Quelle: BAM, Fachbereich Technische Eigenschaften von Polymerwerkstoffen

Die Natur kennt bekanntermaßen keinen Abfall. Im Gegensatz dazu entstehen bei der weltweiten Lederherstellung, die auf 15 Megatonnen pro Jahr geschätzt wird, enorme Mengen an Abfall. Neben China, Brasilien und Russland gehört Mexiko zu den Top-10 der Leder produzierenden Nationen. Lederabfälle stellen für Mexiko ein großes ökologisches und ökonomisches Problem dar, denn oft werden sie deponiert oder verbrannt. Auch die Polymerindustrie steht vor einem ökologischen Dilemma, da Verbraucher nachhaltigere Materialien möchten, ohne dabei auf Materialeigenschaften oder Sicherheitsaspekte wie Flammschutz verzichten zu müssen. Eine Überschneidung des Themas der nachhaltigen Polymere und des Lederabfalls in Mexiko findet sich in einem innovativen Projekt der BAM mit dem Forschungsinstitut CIATEC in Mexiko, das die Möglichkeiten von „Upcycling“ von Lederabfällen als multifunktionales Füllmaterial für Kunststoffe untersucht.

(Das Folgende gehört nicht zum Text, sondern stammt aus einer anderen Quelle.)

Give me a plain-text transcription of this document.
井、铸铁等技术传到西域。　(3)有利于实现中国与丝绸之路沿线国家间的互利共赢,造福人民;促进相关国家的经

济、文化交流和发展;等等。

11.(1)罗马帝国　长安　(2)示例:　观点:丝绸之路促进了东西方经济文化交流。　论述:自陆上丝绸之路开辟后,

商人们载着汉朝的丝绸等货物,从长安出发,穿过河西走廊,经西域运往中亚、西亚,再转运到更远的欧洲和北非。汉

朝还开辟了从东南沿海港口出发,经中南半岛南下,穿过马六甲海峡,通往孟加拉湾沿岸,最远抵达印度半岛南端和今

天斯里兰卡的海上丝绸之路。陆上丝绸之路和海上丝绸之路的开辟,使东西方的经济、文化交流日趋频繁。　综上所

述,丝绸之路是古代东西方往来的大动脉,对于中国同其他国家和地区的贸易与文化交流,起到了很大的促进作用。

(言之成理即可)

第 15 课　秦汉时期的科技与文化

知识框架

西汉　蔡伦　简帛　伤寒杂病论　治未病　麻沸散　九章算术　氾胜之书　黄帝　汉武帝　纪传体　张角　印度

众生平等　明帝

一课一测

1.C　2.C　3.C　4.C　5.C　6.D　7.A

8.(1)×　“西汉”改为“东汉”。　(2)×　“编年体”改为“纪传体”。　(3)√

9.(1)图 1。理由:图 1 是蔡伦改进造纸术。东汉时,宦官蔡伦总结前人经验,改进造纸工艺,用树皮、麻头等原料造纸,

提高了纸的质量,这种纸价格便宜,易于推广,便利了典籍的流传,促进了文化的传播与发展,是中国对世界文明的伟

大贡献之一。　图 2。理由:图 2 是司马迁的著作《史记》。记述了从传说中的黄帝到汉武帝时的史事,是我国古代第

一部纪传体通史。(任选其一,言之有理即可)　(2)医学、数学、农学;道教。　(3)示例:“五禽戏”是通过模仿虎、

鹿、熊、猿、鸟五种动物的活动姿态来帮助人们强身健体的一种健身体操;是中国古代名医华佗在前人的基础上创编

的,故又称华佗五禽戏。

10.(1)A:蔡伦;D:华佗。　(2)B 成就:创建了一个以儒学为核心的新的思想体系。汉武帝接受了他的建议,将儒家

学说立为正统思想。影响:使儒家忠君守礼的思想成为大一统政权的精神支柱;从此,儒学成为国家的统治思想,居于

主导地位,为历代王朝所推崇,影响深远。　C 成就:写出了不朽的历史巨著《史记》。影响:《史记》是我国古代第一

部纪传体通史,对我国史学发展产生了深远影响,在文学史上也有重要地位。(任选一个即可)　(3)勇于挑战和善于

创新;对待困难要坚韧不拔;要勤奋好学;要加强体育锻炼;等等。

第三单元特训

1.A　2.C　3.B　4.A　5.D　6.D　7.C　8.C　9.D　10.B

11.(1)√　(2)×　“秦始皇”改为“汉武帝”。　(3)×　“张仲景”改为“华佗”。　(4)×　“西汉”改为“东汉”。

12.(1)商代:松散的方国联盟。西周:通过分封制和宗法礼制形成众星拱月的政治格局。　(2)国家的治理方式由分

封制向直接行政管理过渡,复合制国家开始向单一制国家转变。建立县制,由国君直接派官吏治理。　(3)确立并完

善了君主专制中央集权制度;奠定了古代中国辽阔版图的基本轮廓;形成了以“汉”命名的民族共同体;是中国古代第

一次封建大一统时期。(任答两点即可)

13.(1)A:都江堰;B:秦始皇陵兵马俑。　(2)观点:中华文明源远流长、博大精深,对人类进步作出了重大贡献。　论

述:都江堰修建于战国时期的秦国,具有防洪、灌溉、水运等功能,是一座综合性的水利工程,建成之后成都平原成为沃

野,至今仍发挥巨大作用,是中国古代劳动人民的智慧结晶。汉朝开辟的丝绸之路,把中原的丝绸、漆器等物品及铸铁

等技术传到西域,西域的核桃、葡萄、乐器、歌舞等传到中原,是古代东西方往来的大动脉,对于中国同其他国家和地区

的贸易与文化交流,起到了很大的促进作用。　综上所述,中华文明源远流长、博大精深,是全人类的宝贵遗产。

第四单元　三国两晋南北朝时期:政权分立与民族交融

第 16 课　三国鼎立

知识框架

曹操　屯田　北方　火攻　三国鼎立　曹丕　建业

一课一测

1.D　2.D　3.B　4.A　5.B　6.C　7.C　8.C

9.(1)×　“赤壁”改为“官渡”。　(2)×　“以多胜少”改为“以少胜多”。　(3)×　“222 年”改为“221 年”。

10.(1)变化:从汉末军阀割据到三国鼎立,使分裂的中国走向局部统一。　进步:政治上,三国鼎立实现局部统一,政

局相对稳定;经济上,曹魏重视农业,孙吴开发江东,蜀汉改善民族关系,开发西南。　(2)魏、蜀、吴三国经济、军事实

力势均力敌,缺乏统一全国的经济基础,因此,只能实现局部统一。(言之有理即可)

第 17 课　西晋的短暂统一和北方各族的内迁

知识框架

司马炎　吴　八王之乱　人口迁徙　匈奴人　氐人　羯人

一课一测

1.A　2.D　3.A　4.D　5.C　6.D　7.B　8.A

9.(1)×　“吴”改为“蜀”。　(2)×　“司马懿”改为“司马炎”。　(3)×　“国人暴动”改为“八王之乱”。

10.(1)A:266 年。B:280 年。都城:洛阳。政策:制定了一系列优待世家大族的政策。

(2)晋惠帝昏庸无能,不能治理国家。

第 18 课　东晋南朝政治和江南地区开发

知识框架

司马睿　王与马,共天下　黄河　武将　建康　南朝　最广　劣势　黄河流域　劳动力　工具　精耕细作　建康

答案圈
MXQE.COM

Im Rahmen des Kooperationsprojekts mit mexikanischen Wissenschaftler*innen wurde untersucht, ob Lederabfälle als Füllstoffe für herkömmliche Polymere dienen können. Im Fokus lag dabei vor allem ihre Flammschutzwirkung. Vorherige Untersuchungen an Keratin- und Agavefasern zeigten, dass diese Bio-Füllstoffe den Kunststoffanteil des Werkstoffes reduzieren können und somit auch die Brandeigenschaften verbessern.
Die Untersuchungen ergaben, dass Lederfasern einen synergistischen Effekt mit konventionellen phosphorhaltigen Flammschutzmitteln in Ethylen-Vinylacetat-Copolymeren (EVA), einem Material der Kabelindustrie, zeigen. Kunststoffproben, die 10 Gewichtsprozent Lederfasern und 20 Gewichtsprozent Flammschutzmittel enthielten, erzielten eine niedrigere Brandlast und bessere Brandeigenschaften als Vergleichsproben, die keine Lederfaser und 30 Gewichtsprozent Flammschutzmittel enthielten. Bei erhöhter Temperatur schmilzt ungeschütztes EVA, doch im Brand entwickelte sich bei den Kompositen mit Lederfasern eine verkohlte Schicht, welche die Kunststoffmatrix vor Wärmestrahlung und weiterem Massenverlust schützte. Die im Lederabfall enthaltene Proteine, wie z.B. Kollagene, dienen beim Zersetzungsprozess als Reaktionspartner für das Flammschutzmittel und die Matrix.

Das Paper des Monats „Waste not, want not: The use of leather waste in flame retarded EVA” bietet einen innovativen Ansatz hin zur „Circular Economy“ und zeigt, dass Abfälle der Lederindustrie auch Bausteine für flammgeschützte, nachhaltigere Kunststoffe sein können.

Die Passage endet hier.